The bureaucrats are probably too busy drinking tea, eating biscuits and planning their next long-haul holiday financed by their inflation-busting pay rises to read the review they themselves commissioned.

We’ve thought long and hard about why NSFT and commissioners don’t want to open new local beds but would rather waste millions at private hospitals across England.

Sadly, the conclusion we’ve come to is that planning, opening and running new wards would be hard work and they are simply too lazy.

Click on the image below to read the article in full on the EDP website.

It is a ‘must read’.

Even better, support the local investigative journalism which is so important to our campaign by buying a copy of the Norwich Evening News or Eastern Daily Press.

Join us on the March for Mental Health on Sunday 30th April at 11 a.m. on Norwich City Hall steps.

 

6 thoughts on “Beds Crisis: EDP: Campaigners criticise new mental health trust proposals: ‘We want beds not cups of tea’”

  1. This article proves the often held view that the top level management are simply in a damage limitation mode driven by a blinkered bunker mentality.
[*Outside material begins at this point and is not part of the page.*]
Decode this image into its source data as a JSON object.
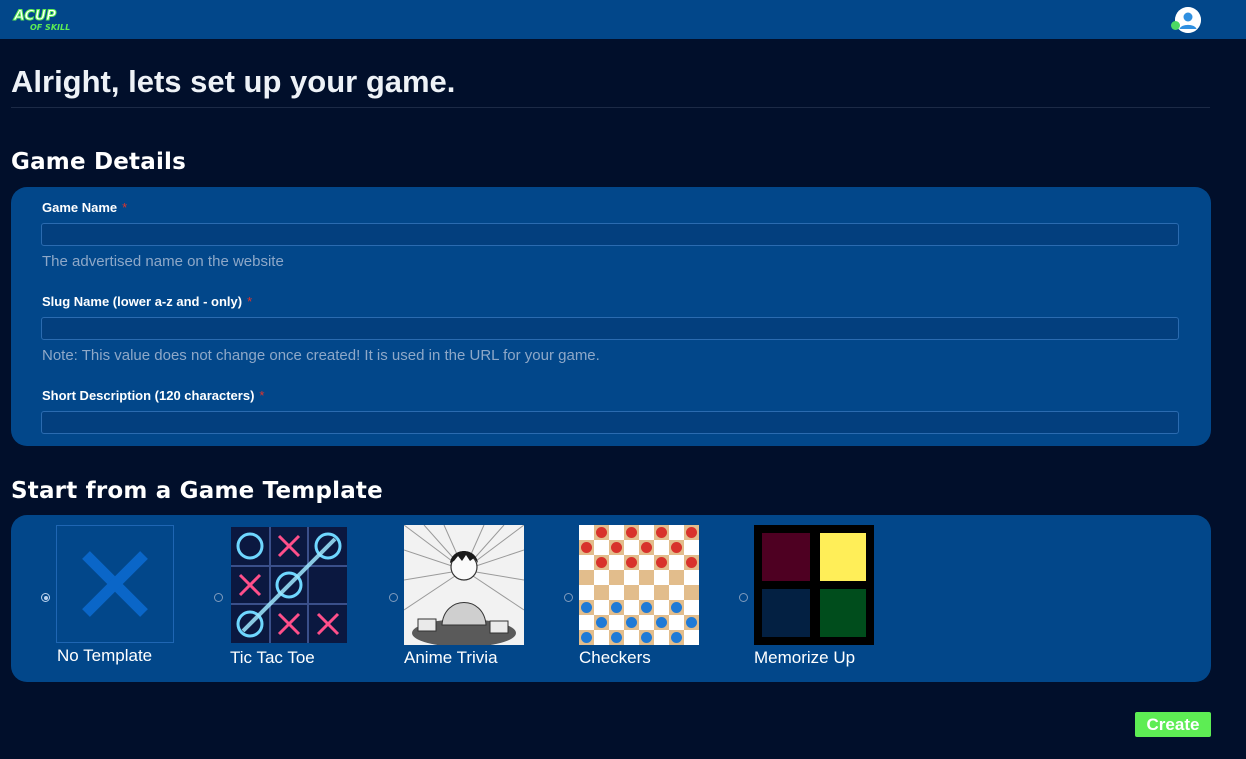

They know full well that the situation is appalling but there is no advantage to admitting this since it will cost them their 6 figure salaries. Weak, ineffectual management driven by greed and self interest, there’s your local mental health trust.

  2. I agree, people are suffering life-changing injuries or dying because there is not enough clinically led hospital treatment. The Trust use the excuse that bed blockers, (that is people who are well enough to leave hospital) do not have accommodation to go to on discharge. However, this is a continuing issue which affects acute as well as mental health hospitals. The implies the Trust needs more beds to accommodate BOTH those in urgent need of clinical care as well as those who are stuck in its beds until suitable accommodation and support in the community are found. People who have enduring mental health conditions will always have times when their condition needs regularising. The horrendous rise in unexpected deaths is due to a gradual build up of people whose conditions have  deteriorated, due to historical mismanaged redesigns of Trust services, overworked staff, not enough staff, and insufficient beds. Again I ask when are people in power going to recognise this mortal injustice suffered by those who so often cannot articulate and fight for themselves? I am ahamed to be a member of a society which allows this to happen.

  3. I’m pretty sure that 99 out of 100 people admitted are sectioned to a bed…..How on God’s earth is a cafe going to help anyone sectioned…..I’m guessing that all those poor  people sent out of area were under a  section of the mental health act…..They needed a bed, not a cafe……ridiculous, and incredible decision making…There’s been 140 bed closures, countless tragic deaths, and untold suffering….I can only compare the board to Nero playing on his gold fiddle, while Rome burns. Disgusting.